Sans préjuger des résultats du second tour de la primaire de gauche, mais en relevant simplement que les perspectives de Benoît Hamon sont assez positives, une première leçon peut être tirée du portrait type des candidats à l’élection présidentielle.

Il apparaît en effet que le corps électoral français – et sans doute est-il envisageable d’étendre ce constat à un certain nombres de pays occidentaux – cherche à promouvoir des politiques ayant un support doctrinal affirmé. Les Français sentent, sans doute confusément au regard de l’éparpillement des convictions, qu’il convient de demander aux gouvernants un peu plus d’engagement que la gestion des affaires courantes en réclame. Les propos que l’on entend parfois tels que « la mondialisation est inévitable », « la politique doit s’adapter », « on a tout essayé », « ce n’est pas de notre faute, c’est l’Union européenne »… ainsi que le pragmatisme dont font preuve tous les gouvernants qui passent (mais qui préfèrent le mot de « réalisme » pour se justifier), ne sont plus audibles.

L’absence de conviction de François Hollande (alors qu’il fut un pourfendeur idéologique en nommant ses ennemis durant la campagne de 2012), l’attitude de Manuel Valls gérant les affaires courantes sans idées directrices, au gré des circonstances et de la marche du monde, la déception créée par le peu de résultats du bilan de Nicolas Sarkozy, lui aussi très en verve pour les joutes électorales mais finalement renonçant aux réformes de fond, offrent un tableau de dix années d’immobilisme et de défaite de la pensée.

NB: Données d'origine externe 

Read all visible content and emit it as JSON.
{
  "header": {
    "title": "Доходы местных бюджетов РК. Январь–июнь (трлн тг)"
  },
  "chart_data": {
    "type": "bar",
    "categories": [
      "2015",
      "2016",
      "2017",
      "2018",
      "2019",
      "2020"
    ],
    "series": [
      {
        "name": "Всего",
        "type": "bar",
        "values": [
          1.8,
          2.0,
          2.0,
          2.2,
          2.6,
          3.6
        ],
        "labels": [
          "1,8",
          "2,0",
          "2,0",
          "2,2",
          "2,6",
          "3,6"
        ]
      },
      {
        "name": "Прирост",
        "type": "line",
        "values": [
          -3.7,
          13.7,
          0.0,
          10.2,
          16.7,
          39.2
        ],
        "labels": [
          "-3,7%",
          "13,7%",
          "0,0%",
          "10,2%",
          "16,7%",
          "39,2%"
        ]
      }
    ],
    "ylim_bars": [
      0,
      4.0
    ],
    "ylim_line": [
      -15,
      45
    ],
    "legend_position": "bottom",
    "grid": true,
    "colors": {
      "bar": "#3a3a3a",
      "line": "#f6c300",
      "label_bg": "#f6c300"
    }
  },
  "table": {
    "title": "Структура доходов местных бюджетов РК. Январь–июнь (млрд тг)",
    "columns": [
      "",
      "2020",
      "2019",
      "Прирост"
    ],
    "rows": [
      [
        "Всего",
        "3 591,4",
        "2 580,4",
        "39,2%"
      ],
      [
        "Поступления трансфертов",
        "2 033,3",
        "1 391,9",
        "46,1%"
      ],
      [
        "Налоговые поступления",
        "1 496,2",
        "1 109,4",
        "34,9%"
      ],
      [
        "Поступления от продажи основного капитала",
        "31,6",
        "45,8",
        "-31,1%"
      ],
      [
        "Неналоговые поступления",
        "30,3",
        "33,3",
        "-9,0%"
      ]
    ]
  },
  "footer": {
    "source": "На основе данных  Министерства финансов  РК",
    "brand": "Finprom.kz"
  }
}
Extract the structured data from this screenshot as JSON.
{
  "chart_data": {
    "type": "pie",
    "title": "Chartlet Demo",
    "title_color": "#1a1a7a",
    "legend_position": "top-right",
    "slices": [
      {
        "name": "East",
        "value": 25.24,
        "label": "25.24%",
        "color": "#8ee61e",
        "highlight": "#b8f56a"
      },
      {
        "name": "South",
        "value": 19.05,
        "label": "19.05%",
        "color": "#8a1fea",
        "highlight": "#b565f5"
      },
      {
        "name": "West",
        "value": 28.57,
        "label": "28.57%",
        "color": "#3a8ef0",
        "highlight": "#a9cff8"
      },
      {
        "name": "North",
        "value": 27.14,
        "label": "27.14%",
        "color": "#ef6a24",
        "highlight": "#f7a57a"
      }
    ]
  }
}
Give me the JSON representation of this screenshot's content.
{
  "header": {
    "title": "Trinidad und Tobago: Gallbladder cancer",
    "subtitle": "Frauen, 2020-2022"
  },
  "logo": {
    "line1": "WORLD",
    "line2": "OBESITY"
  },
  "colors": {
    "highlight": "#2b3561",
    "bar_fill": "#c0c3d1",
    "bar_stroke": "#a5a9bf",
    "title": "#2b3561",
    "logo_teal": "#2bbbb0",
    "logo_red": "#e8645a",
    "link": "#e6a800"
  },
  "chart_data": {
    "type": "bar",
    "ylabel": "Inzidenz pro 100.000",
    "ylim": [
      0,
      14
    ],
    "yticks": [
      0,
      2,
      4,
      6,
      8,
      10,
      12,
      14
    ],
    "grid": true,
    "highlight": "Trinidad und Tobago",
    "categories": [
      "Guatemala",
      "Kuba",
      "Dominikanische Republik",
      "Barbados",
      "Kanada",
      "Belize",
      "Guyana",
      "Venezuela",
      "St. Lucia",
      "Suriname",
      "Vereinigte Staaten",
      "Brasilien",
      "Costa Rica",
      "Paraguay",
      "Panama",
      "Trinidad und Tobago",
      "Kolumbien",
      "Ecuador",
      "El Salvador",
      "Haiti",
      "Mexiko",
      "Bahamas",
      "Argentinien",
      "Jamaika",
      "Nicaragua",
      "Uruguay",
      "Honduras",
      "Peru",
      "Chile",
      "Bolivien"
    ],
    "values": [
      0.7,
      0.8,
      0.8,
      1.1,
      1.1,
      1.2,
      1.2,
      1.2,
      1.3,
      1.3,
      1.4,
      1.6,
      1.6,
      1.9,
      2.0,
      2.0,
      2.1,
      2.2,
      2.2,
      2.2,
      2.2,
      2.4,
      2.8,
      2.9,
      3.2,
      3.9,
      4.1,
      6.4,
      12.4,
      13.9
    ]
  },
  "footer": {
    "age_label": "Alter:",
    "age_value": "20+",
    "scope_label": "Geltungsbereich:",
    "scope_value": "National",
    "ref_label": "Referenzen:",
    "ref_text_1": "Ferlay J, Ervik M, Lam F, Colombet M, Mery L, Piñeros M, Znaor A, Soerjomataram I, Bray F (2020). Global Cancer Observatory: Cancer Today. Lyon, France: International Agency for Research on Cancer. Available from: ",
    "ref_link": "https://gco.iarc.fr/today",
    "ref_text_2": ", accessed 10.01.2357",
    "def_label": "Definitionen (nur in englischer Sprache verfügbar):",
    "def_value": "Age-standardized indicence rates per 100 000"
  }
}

Or, les électeurs se souviennent de tout et ne supportent plus l’incapacité de nos dirigeants à maintenir un cap, appuyé sur des idées fortes. Le consensus mou, la gestion à la petite semaine ne sont pas à la hauteur des enjeux. C’est l’élément encourageant qui ressort de ce constat. Car il est encourageant de considérer que les Français réclament des idées s’incarnant dans leur histoire. La somnolence engendrée par la ritournelle des aveux d’impuissance a porté la France dans un état réellement inquiétant.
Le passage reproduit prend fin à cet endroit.